Dissociar estas falsas impressões, percepções e pensamentos associados ao consumo de substâncias psicoativas daquele almejado, mas temido, bem-estar e comportamento saudável não é uma tarefa fácil; no entanto, é amplamente possível.

Existem situações, entretanto, onde o casal deve ser tratado separadamente. Isso porque podem existir problemas sérios de comunicação, histórias de hostilidade e agressividade, e diferentes perspectivas que jamais serão ventiladas enquanto ambos estiverem juntos. Também, este pode ser o caso quando um dos cônjuges apresenta graves problemas psiquiátricos concomitantes ao uso de substâncias psicoativas e o outro não.

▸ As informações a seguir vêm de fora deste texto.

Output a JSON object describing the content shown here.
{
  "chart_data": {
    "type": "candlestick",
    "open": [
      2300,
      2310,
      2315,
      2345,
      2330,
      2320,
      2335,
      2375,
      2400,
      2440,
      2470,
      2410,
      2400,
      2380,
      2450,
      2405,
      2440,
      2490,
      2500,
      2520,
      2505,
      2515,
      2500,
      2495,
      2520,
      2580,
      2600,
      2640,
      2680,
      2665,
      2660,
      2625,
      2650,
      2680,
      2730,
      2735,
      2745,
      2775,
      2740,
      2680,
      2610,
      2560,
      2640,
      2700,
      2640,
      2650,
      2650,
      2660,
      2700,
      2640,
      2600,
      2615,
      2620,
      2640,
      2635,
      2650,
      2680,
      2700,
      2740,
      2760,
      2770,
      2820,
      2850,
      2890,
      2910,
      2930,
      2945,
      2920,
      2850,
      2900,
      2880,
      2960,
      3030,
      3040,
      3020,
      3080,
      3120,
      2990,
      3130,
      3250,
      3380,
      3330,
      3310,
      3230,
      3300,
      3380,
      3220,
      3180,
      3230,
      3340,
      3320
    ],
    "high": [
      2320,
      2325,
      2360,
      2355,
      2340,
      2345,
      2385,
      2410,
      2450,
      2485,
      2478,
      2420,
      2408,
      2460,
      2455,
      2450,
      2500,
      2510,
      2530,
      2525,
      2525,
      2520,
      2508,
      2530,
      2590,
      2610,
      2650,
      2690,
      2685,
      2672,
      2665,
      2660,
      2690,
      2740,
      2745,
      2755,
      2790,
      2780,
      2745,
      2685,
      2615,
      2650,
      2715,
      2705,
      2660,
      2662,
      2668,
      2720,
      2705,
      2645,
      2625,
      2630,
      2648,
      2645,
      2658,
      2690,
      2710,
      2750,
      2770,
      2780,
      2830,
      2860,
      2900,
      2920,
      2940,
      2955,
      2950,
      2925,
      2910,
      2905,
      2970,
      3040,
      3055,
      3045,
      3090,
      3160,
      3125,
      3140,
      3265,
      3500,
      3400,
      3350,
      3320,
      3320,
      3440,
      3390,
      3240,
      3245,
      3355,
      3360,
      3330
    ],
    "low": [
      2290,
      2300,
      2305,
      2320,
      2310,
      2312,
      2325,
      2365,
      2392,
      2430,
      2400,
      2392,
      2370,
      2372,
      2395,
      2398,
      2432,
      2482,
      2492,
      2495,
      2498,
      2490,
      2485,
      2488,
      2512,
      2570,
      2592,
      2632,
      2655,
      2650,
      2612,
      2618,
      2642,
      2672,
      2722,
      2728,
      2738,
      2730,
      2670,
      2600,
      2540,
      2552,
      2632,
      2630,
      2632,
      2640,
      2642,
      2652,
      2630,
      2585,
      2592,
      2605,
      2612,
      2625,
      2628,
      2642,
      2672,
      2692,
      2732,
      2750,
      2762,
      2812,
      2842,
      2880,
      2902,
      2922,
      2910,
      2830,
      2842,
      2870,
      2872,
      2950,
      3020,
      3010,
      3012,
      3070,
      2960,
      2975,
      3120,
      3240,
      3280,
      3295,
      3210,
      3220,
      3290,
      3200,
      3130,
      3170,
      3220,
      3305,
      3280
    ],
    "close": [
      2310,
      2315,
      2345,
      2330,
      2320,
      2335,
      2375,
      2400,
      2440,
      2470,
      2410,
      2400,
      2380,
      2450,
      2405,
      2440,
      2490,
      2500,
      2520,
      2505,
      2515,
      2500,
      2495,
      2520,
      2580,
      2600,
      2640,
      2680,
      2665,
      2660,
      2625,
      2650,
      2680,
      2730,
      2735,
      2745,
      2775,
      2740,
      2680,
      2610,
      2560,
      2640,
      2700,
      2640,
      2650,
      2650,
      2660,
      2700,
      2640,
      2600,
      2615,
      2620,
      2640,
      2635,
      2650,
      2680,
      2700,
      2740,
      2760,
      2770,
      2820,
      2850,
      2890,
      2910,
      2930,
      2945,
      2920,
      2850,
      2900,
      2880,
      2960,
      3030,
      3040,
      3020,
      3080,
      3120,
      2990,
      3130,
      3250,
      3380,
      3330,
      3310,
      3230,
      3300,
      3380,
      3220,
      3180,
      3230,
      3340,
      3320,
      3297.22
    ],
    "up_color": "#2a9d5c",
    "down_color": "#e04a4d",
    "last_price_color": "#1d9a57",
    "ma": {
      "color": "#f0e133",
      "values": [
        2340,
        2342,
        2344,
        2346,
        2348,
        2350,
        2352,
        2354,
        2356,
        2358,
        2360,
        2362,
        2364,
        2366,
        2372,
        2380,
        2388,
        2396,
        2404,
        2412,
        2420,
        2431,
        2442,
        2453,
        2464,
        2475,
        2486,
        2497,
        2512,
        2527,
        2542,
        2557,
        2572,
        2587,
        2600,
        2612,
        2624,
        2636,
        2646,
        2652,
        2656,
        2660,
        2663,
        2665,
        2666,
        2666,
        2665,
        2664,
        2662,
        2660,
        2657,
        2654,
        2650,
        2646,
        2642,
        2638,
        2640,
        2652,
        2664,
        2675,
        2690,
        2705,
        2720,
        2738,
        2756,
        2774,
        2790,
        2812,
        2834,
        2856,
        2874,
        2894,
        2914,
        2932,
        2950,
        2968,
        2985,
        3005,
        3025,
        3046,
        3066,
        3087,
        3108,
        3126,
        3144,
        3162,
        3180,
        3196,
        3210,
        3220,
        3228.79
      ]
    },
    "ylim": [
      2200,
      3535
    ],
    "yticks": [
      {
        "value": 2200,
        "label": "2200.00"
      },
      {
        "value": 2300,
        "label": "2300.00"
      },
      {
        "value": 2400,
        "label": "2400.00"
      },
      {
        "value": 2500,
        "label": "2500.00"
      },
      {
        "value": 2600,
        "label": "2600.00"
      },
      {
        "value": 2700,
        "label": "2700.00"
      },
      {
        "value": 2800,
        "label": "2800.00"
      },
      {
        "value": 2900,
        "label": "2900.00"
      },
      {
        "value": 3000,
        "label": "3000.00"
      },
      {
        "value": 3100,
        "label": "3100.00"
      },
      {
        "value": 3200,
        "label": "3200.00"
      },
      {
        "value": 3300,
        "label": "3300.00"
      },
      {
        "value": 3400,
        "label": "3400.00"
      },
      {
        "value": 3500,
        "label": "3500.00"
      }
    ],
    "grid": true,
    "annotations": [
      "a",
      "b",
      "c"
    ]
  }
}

Existe, também, a possibilidade do tratamento do casal e, concomitantemente, tratamentos individuais para cada um dos cônjuges com profissionais da saúde diferentes, com o objetivo de manejos mais específicos dos quais cada um deles possa necessitar.

O importante, em qualquer situação, é a motivação do casal para a modificação comportamental e do estilo de vida. Trata-se de uma decisão extremamente saudável a busca por ajuda e tratamento especializado. Pelo menos, é um primeiro passo em direção a um comportamento mais saudável para todos.

Existem vários serviços públicos destinados ao manejo de pessoas com problemas com o uso de substâncias psicoativas. Naturalmente, o tipo e a forma do tratamento podem variar bastante, dependendo da necessidade do usuário e do casal.

Boa sorte!

Atenção!
Este texto não substitui uma consulta ou acompanhamento de um médico psiquiatra e não se caracteriza como sendo um atendimento.